Dagegen richtet sich die Beschwerde der Gläubigerin.
II.
Die zulässige Beschwerde ist im Wesentlichen begründet und führt zur Zurückverweisung der Sache an das Registergericht. Die Voraussetzungen für eine Amtslöschung der Firma sind zwar nicht gegeben. Bei rechtskräftiger Verurteilung der Gesellschaft zur Unterlassung des Firmengebrauchs und zur Anmeldung der Löschung ist für die Eintragung aber kein Gesellschafterbeschluss über eine entsprechende Satzungsänderung erforderlich. Eine Entscheidung in der Sache kann noch nicht ergehen, weil bisher die Gesellschaft nicht am Verfahren beteiligt worden ist.
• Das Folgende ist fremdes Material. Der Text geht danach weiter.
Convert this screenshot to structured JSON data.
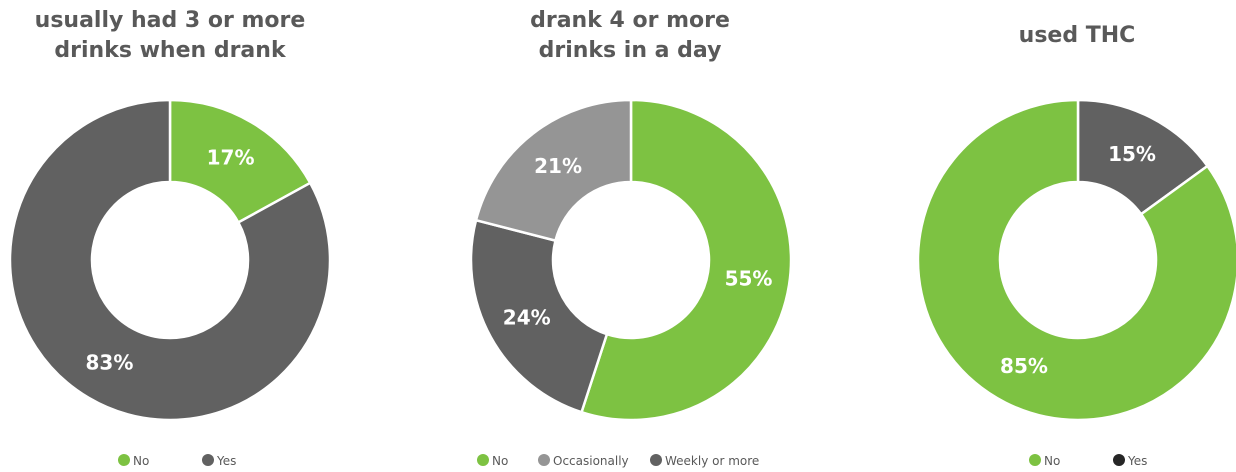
{
  "colors": {
    "green": "#7dc242",
    "dark_gray": "#616161",
    "light_gray": "#959595",
    "near_black": "#262626",
    "separator": "#ffffff"
  },
  "chart_data": [
    {
      "type": "pie",
      "title_lines": [
        "usually had 3 or more",
        "drinks when drank"
      ],
      "slices": [
        {
          "label": "No",
          "value": 17,
          "display": "17%",
          "color": "#7dc242"
        },
        {
          "label": "Yes",
          "value": 83,
          "display": "83%",
          "color": "#616161"
        }
      ],
      "legend": [
        {
          "label": "No",
          "color": "#7dc242"
        },
        {
          "label": "Yes",
          "color": "#616161"
        }
      ],
      "legend_position": "bottom"
    },
    {
      "type": "pie",
      "title_lines": [
        "drank 4 or more",
        "drinks in a day"
      ],
      "slices": [
        {
          "label": "No",
          "value": 55,
          "display": "55%",
          "color": "#7dc242"
        },
        {
          "label": "Weekly or more",
          "value": 24,
          "display": "24%",
          "color": "#616161"
        },
        {
          "label": "Occasionally",
          "value": 21,
          "display": "21%",
          "color": "#959595"
        }
      ],
      "legend": [
        {
          "label": "No",
          "color": "#7dc242"
        },
        {
          "label": "Occasionally",
          "color": "#959595"
        },
        {
          "label": "Weekly or more",
          "color": "#616161"
        }
      ],
      "legend_position": "bottom"
    },
    {
      "type": "pie",
      "title_lines": [
        "used THC"
      ],
      "slices": [
        {
          "label": "Yes",
          "value": 15,
          "display": "15%",
          "color": "#616161"
        },
        {
          "label": "No",
          "value": 85,
          "display": "85%",
          "color": "#7dc242"
        }
      ],
      "legend": [
        {
          "label": "No",
          "color": "#7dc242"
        },
        {
          "label": "Yes",
          "color": "#262626"
        }
      ],
      "legend_position": "bottom"
    }
  ]
}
1. Zu Recht hat es das Registergericht abgelehnt, von Amts wegen tätig zu werden. Eine entsprechende Anwendung des § 43 Abs. 2 KWG kommt nicht in Betracht, denn die Vorschriften der §§ 39 ff. KWG dienen ausschließlich öffentlichen Interessen. Der Anwendungsbereich des § 395 FamFG ist ebenfalls nicht eröffnet. Das Registergericht hat bei der Eintragung nicht zu prüfen, ob eine Firma gegen namens-, marken- oder wettbewerbsrechtliche Vorschriften verstößt. Eine Firma kann registerrechtlich zulässig, jedoch namens-, marken- oder wettbewerbsrechtlich unzulässig sein (vgl. Fezer, MarkenG, 4. Aufl. 2009, § 15 Rn. 172). Selbst der rechtskräftig festgestellte Verstoß der Firma gegen markenrechtliche Vorschriften führt also nicht dazu, dass die Eintragung dieser Firma im Handelsregister eine unzulässige Eintragung i.S. des § 395 FamFG darstellt. Die zivilrechtlichen Individualansprüche aufgrund der Vorschriften des Namens-, Marken- oder Wettbewerbsrechts sind im Wege der zivilrechtlichen Unterlassungsklage geltend zu machen und stellen grundsätzlich kein registerrechtliches Eintragungshindernis dar (OLG Hamm FGPrax 2007, 140/141; Baumbach/Hopt HGB 35. Aufl. 2012 § 17 Rn. 27; Lutter/Hommelhoff/Bayer GmbHG 18. Aufl. 2012 § 4 Rn. 39, 51; Roth/Altmeppen GmbHG 7. Aufl. 2012 § 4 Rn. 61). Auch das auf Unterlassungsklage ergangene rechtskräftige Urteil des Zivilgerichts kann deshalb keine von Amts wegen einzuleitenden Maßnahmen des Registerzwangs auslösen (a.A. Michalski GmbHG 2002 § 4 Rn. 95; offen gelassen OLG Hamm NJW-RR 2011, 767/769).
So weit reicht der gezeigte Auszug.